Craving that luxurious, velvety sauce for your eggs Benedict but dread the thought of endless whisking and the risk of it splitting? Say hello to your new secret weapon! This foolproof, Hollandaise-style sauce comes together in just 10 minutes, thanks to the magic of the Instant Pot and a food processor. It’s rich, tangy, and impossibly easy to make, with a savory onion and herb twist that will elevate any dish.
Ingredients
• 4 large egg yolks
• 4 tbsp / 57g unsalted butter
• ¼ cup / 60ml heavy cream
• 1 small onion, finely chopped
• 2 tbsp / 8g fresh parsley, finely chopped
• 2 tbsp / 30ml fresh lemon juice
• 2 tbsp / 30ml neutral oil, like avocado or canola
• Spices
• 1 tsp / 6g salt
• ¼ tsp / 0.5g black pepper, freshly ground
• ¼ tsp / 0.5g nutmeg, freshly ground
Instructions
1. Directions
2. Select the “Sauté” function on your Instant Pot. Add the butter and allow it to melt completely. Once melted, carefully pour the butter into a separate heatproof bowl and set aside. Press “Cancel”.
3. In a food processor, combine the 4 egg yolks and ¼ cup (60ml) of heavy cream. Process for about 30 seconds until the mixture is smooth and pale.
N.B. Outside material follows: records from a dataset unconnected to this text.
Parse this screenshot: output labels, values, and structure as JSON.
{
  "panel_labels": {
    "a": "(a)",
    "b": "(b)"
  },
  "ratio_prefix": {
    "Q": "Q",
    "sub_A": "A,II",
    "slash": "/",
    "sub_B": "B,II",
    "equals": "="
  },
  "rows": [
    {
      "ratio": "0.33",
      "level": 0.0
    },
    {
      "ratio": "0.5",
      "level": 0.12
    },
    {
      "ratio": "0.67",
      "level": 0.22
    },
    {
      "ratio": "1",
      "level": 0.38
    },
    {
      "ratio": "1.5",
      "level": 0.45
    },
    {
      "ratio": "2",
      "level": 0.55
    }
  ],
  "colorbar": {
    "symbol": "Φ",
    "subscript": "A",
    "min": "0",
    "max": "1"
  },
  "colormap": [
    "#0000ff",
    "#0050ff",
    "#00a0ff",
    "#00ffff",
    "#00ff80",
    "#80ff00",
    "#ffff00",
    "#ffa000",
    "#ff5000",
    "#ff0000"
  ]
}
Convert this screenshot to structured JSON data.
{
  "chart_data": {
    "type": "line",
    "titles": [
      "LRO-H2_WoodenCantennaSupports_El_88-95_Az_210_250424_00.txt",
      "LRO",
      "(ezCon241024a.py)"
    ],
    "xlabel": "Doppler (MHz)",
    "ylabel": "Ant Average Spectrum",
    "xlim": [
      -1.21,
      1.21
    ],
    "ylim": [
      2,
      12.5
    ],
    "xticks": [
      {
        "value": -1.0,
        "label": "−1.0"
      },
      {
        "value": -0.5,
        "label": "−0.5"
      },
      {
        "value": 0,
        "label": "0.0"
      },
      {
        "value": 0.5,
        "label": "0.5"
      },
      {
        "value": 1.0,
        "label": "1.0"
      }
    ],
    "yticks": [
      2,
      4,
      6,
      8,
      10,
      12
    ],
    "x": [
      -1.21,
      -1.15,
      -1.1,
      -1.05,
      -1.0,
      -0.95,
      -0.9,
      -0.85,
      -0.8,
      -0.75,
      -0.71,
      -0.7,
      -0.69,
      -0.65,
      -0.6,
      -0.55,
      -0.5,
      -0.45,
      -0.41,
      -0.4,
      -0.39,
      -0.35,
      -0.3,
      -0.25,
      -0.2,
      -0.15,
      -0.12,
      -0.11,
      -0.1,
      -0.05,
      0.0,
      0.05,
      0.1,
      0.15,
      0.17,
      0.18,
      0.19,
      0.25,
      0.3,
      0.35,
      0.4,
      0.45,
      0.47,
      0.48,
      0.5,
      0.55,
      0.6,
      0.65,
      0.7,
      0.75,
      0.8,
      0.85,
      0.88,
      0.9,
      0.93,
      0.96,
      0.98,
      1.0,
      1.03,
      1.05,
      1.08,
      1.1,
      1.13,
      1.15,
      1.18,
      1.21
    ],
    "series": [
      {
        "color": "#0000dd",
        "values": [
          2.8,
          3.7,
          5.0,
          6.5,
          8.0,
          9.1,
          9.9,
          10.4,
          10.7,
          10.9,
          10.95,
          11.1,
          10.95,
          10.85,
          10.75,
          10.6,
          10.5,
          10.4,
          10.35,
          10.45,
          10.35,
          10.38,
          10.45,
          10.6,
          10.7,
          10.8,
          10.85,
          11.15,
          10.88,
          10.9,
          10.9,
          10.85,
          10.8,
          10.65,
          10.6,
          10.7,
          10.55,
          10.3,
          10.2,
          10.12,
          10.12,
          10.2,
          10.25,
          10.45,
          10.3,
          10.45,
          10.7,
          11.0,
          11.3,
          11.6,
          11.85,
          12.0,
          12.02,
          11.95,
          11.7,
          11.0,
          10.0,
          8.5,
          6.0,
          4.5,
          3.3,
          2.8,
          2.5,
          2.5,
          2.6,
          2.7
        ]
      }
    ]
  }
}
4. With the food processor running on low, slowly stream in the warm melted butter. Continue processing until the sauce is fully emulsified and has thickened. Set the processor bowl aside.
5. Return the Instant Pot liner to the base. Add the 2 tbsp (30ml) of oil and heat on “Sauté” mode. Add the finely chopped onion, salt, pepper, and nutmeg. Cook, stirring occasionally, for 3-4 minutes until the onion is soft and fragrant. Press “Cancel”.
6. Transfer the cooked onion mixture to the food processor containing the sauce. Add the fresh parsley and lemon juice.
7. Process again for 15-20 seconds until all are well combined and the sauce is smooth. Serve immediately while warm.
Nutritional Information
• Per Serving (approx. ¼ cup)
• Calories: 201
• Total Fat: 20.6g
• Net Carbs: 1.8g
• Protein: 2.6g
• Fiber: 0.4g
Pro Tips
• Ensure your melted butter isn’t scorching hot when you add it to the egg yolks. Let it cool for a minute after melting to prevent the eggs from scrambling.
• Drizzle the melted butter into the food processor as slowly as possible. This is the key to creating a stable, creamy emulsion that won’t break or separate.
• For a classic Hollandaise flavor, you can omit the onion, parsley, and oil, and simply finish the sauce with lemon juice and a pinch of cayenne pepper instead of nutmeg.
• This sauce is best served immediately. If you need to hold it for a few minutes, place it in a bowl over a pot of warm (not simmering) water, whisking occasionally.
FAQ
Q: How do I keep my Hollandaise sauce from splitting or breaking
A: To prevent the sauce from splitting, make sure the melted butter isn’t scorching hot and drizzle it into the running food processor as slowly as possible. This slow, steady stream is crucial for creating a stable and creamy emulsion.
Q: Can I make this Hollandaise sauce without an Instant Pot
A: Absolutely. You can use a small saucepan on your stovetop over low-medium heat to melt the butter and sauté the onions. The main emulsification process happens in the food processor, not the Instant Pot.
Q: What can I serve this savory Hollandaise with besides eggs Benedict
A: This versatile sauce is delicious on more than just eggs. Try drizzling it over steamed asparagus, roasted vegetables like broccoli or cauliflower, pan-seared salmon, or even a grilled steak for an extra touch of richness.
Q: Can I make this sauce ahead of time
A: This sauce has the best texture and flavor when served immediately. If you must hold it for a few minutes, place it in a heatproof bowl over a pot of warm (not simmering) water, whisking occasionally to maintain its consistency.